ブルーグラス女性ヴォーカルの星
Catch Tomorrow [Import] [from US] - Dale Ann Bradley(アーティスト)
いやぁ,驚きました.あまりぱっとしないおばさんが写っているジャケット写真.それなのに値段は他のカントリーの CD に比べるとずいぶんと高め.しかし評点は大変高い.どういうものかと思って Amazon.com でクリックして買い求めたものを聴いてみてビックリ.Dale Ann Bradley って素晴らしいヴォーカリストではありませんか!声質だけを取れば,好みもありますが,Alison Krauss よりも上かもしれません.なにせ Alison 自身が裏ジャケットで彼女に対して "Dale Ann Bradley is one of the most gifted vocalists bluegrass and country music has ever heard.

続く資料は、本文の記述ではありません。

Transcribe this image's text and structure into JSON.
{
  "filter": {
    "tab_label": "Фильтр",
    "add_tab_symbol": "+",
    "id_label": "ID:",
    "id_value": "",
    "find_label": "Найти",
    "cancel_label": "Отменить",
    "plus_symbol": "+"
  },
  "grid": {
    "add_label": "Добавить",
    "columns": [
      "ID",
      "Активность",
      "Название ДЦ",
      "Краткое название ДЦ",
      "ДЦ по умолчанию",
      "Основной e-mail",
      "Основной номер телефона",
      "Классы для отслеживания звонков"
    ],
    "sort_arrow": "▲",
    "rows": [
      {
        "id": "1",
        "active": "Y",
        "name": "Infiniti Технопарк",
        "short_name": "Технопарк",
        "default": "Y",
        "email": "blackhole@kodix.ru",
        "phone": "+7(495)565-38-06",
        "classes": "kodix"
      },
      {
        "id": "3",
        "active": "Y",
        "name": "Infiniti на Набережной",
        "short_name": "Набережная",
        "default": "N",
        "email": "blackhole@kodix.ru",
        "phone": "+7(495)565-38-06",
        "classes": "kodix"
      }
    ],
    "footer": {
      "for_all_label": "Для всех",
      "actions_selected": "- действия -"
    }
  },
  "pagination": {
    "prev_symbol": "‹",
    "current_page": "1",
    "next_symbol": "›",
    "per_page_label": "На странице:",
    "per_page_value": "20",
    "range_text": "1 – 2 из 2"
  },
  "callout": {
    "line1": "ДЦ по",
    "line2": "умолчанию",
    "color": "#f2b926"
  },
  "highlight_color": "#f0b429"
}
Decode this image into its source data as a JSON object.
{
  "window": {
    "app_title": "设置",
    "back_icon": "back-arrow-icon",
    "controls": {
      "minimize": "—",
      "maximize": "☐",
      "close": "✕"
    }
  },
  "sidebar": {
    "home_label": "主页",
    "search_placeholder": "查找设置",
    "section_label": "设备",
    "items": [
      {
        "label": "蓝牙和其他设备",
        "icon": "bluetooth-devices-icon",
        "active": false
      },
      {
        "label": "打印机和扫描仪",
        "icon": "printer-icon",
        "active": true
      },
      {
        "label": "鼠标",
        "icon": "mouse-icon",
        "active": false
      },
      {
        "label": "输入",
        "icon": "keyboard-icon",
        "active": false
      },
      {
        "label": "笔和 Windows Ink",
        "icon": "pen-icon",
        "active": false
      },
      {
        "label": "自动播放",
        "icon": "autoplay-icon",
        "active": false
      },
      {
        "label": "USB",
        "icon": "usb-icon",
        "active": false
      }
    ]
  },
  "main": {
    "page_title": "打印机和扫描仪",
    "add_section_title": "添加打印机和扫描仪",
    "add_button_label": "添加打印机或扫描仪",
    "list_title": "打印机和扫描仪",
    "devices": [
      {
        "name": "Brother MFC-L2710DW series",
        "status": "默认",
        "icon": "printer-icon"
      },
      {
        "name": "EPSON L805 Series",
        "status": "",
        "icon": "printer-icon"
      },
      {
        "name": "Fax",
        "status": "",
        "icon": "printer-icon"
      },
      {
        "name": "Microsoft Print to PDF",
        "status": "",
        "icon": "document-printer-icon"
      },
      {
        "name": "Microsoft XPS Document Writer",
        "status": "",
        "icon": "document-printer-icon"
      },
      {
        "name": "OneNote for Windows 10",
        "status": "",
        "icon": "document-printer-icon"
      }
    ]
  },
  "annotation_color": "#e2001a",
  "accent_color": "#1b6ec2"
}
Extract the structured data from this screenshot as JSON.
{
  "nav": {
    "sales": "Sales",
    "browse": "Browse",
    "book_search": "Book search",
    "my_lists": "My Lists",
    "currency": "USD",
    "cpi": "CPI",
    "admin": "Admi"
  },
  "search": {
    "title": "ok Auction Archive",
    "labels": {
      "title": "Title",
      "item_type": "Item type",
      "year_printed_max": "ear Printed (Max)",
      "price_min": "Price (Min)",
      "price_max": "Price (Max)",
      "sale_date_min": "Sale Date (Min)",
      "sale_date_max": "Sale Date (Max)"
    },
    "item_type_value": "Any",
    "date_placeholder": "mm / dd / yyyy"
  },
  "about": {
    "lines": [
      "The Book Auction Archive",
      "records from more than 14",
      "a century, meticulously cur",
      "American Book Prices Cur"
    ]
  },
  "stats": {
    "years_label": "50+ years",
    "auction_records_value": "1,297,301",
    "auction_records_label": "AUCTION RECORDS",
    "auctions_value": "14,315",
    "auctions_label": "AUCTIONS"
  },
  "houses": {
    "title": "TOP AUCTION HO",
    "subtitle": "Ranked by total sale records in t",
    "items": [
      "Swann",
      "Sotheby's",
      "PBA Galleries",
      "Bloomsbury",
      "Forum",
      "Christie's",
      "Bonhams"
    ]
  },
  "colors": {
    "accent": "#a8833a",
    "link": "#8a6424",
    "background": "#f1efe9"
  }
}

She is a dream." と最大級の賛辞を贈っているくらいです.しかも,このアルバムのプロデューサーはかの Alison Brown,このブログで何度も取り上げた(*1 *2 *3 *4)インテリ女性バンジョーイスト.彼女のレーベル "Compass Records" からのリリースです.このような女性歌手がいたことを知らなかった自らの不明を恥じるばかりです.長年実績を積んだヴォーカリストのようで,ライナーノーツに自ら書いた文章の冒頭には "当年とって41歳,歌を歌って26年" というフレーズがあるくらいです.もう相当のベテランなのですね.2007年と2008年の "IBMA Female Vocalist of the Year" に選ばれていますので,これはもう最大級のお墨付きを得たということでしょう.
実に良い曲が多いです.フォークとブルーグラスで構成されたアルバムですが,ジャケット写真の通り,草原を風が寂しげに吹き渡っていくという風情の曲が中心です.このような哀愁を含んだ短調の曲に彼女の声は非常によく合います.唱法はテクニックを弄するわけでもなく淡々としたものですが,旋律を渡り歩くときにわずかに小節を効かせているのが特徴でしょうか.
第2曲の "Live Forever" は珠玉の一品.素晴らしいメロディーラインの一言に尽きます.第3曲の "Holding on to Nothing" は Marty Raybon との美しいデュエット.第6曲の "Memories, Miles and Tears" も素晴らしい曲ですが,これは彼女自身の作曲.曲作りの才能もなかなかのものですね.第9曲の "Grandma's Gift" も彼女自身が作曲の佳作です.有名ミュージシャンも伴奏やハーモニー・ヴォーカルで参加しています.私は特に第11曲の "When the Mist Comes Again" で Irish Folk のバンド Lúnasa と Tim O'Brien らとの競演をしているのが非常に気に入りました.Lúnasa は日本での Tim O'Brien のコンサートで競演しているのを聴いたことがあります.
とにかくお勧め!また素晴らしい女性ヴォーカリストにめぐり逢えて私は大変幸せです.